Análise: Para onde as manifestações levarão os países emergentes?

As conexões entre o Brasil e a atual Turquia remontam ao século XIX, quando esta era o núcleo do Império Otomano. A despeito de percursos históricos semelhantes, seus caminhos só se cruzaram, de fato, nos mandatos do presidente Lula e do primeiro-ministro Erdogan, a partir de 2003. Afirmando-se como potências emergentes num mundo em transformação, viram na cooperação uma possibilidade única de fundar uma "nova geopolítica global". Os paralelos eram óbvios: países em ascensão, desejosos por afirmar soberania econômica e política e comandados por líderes carismáticos, populares e munidos de um ativismo diplomático sem precedentes.

Os efeitos são visíveis, da ampliação do comércio exterior ao expressivo número de turistas brasileiros em terras turcas, beneficiados por voos diretos. Houve, além disso, o polêmico "Acordo de Teerã" (2010), responsável por colocar ambos os países nos holofotes da alta política. As transformações chegaram até ao imaginário coletivo brasileiro, sendo a Turquia tema de novela em horário nobre.

A parceria teria vindo para ficar?

A história de sucesso destas nações emergentes durou, sem sobressaltos, até o último mês. O que começou como uma manifestação contra a desapropriação de um parque no centro de Istambul transformou-se movimento de massas em dezenas de cidades, repleto de demandas contra o governo.
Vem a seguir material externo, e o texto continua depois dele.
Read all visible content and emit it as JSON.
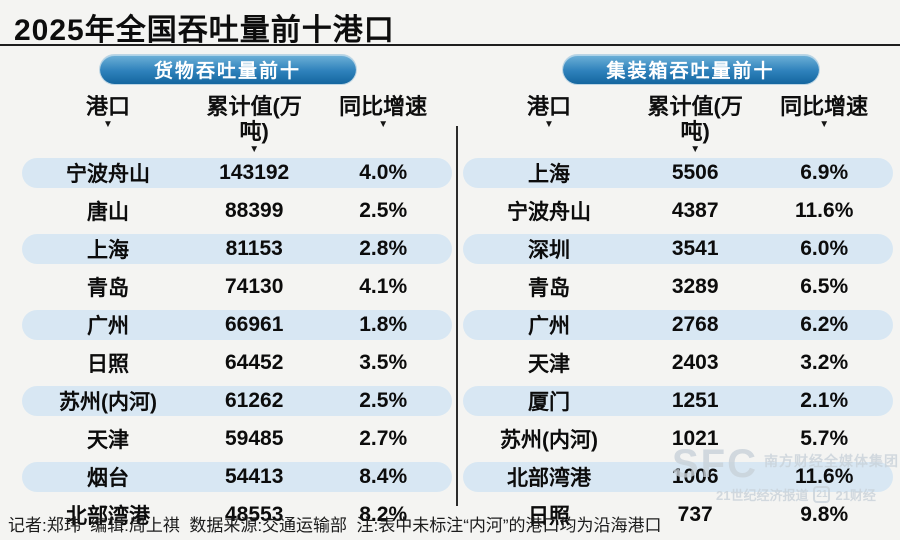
{
  "title": "2025年全国吞吐量前十港口",
  "footer": "记者:郑玮  编辑:周上祺  数据来源:交通运输部  注:表中未标注“内河”的港口均为沿海港口",
  "colors": {
    "pill_blue_top": "#6fb1d8",
    "pill_blue_bottom": "#14669f",
    "row_highlight": "#d8e7f3",
    "background": "#f4f4f2",
    "text": "#0c0c0c"
  },
  "watermark": {
    "sfc": "SFC",
    "line1": "南方财经全媒体集团",
    "line2_left": "21世纪经济报道",
    "badge": "21",
    "line2_right": "21财经"
  },
  "chart_data": [
    {
      "type": "table",
      "title": "货物吞吐量前十",
      "columns": [
        "港口",
        "累计值(万吨)",
        "同比增速"
      ],
      "rows": [
        [
          "宁波舟山",
          "143192",
          "4.0%"
        ],
        [
          "唐山",
          "88399",
          "2.5%"
        ],
        [
          "上海",
          "81153",
          "2.8%"
        ],
        [
          "青岛",
          "74130",
          "4.1%"
        ],
        [
          "广州",
          "66961",
          "1.8%"
        ],
        [
          "日照",
          "64452",
          "3.5%"
        ],
        [
          "苏州(内河)",
          "61262",
          "2.5%"
        ],
        [
          "天津",
          "59485",
          "2.7%"
        ],
        [
          "烟台",
          "54413",
          "8.4%"
        ],
        [
          "北部湾港",
          "48553",
          "8.2%"
        ]
      ]
    },
    {
      "type": "table",
      "title": "集装箱吞吐量前十",
      "columns": [
        "港口",
        "累计值(万吨)",
        "同比增速"
      ],
      "rows": [
        [
          "上海",
          "5506",
          "6.9%"
        ],
        [
          "宁波舟山",
          "4387",
          "11.6%"
        ],
        [
          "深圳",
          "3541",
          "6.0%"
        ],
        [
          "青岛",
          "3289",
          "6.5%"
        ],
        [
          "广州",
          "2768",
          "6.2%"
        ],
        [
          "天津",
          "2403",
          "3.2%"
        ],
        [
          "厦门",
          "1251",
          "2.1%"
        ],
        [
          "苏州(内河)",
          "1021",
          "5.7%"
        ],
        [
          "北部湾港",
          "1006",
          "11.6%"
        ],
        [
          "日照",
          "737",
          "9.8%"
        ]
      ]
    }
  ]
}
Alguns dias mais tarde, impulsionadas pelo aumento das tarifas de transporte público, ondas de manifestações varreram o Brasil e levaram milhões de pessoas às ruas.

A eclosão dos movimentos dá-se exatamente num momento de recessão e revela, além das insatisfações imediatas, dilemas políticos e sociais profundos. Crescente autoritarismo e supressão de liberdades assolam um país que pleiteava seu ingresso na União Europeia. Corrupção, violência e ineficiência corroem a imagem da nação que sediará a Copa do Mundo e os Jogos Olímpicos. Nos dois casos, a reação governamental à insatisfação popular generalizada, além de mostrar pouco traquejo, foi marcada pela truculência policial. A diferença fundamental é que, enquanto no Brasil o alvo pareceu ser a classe política em geral, na Turquia a figura de Erdogan canalizou grande parte das insatisfações.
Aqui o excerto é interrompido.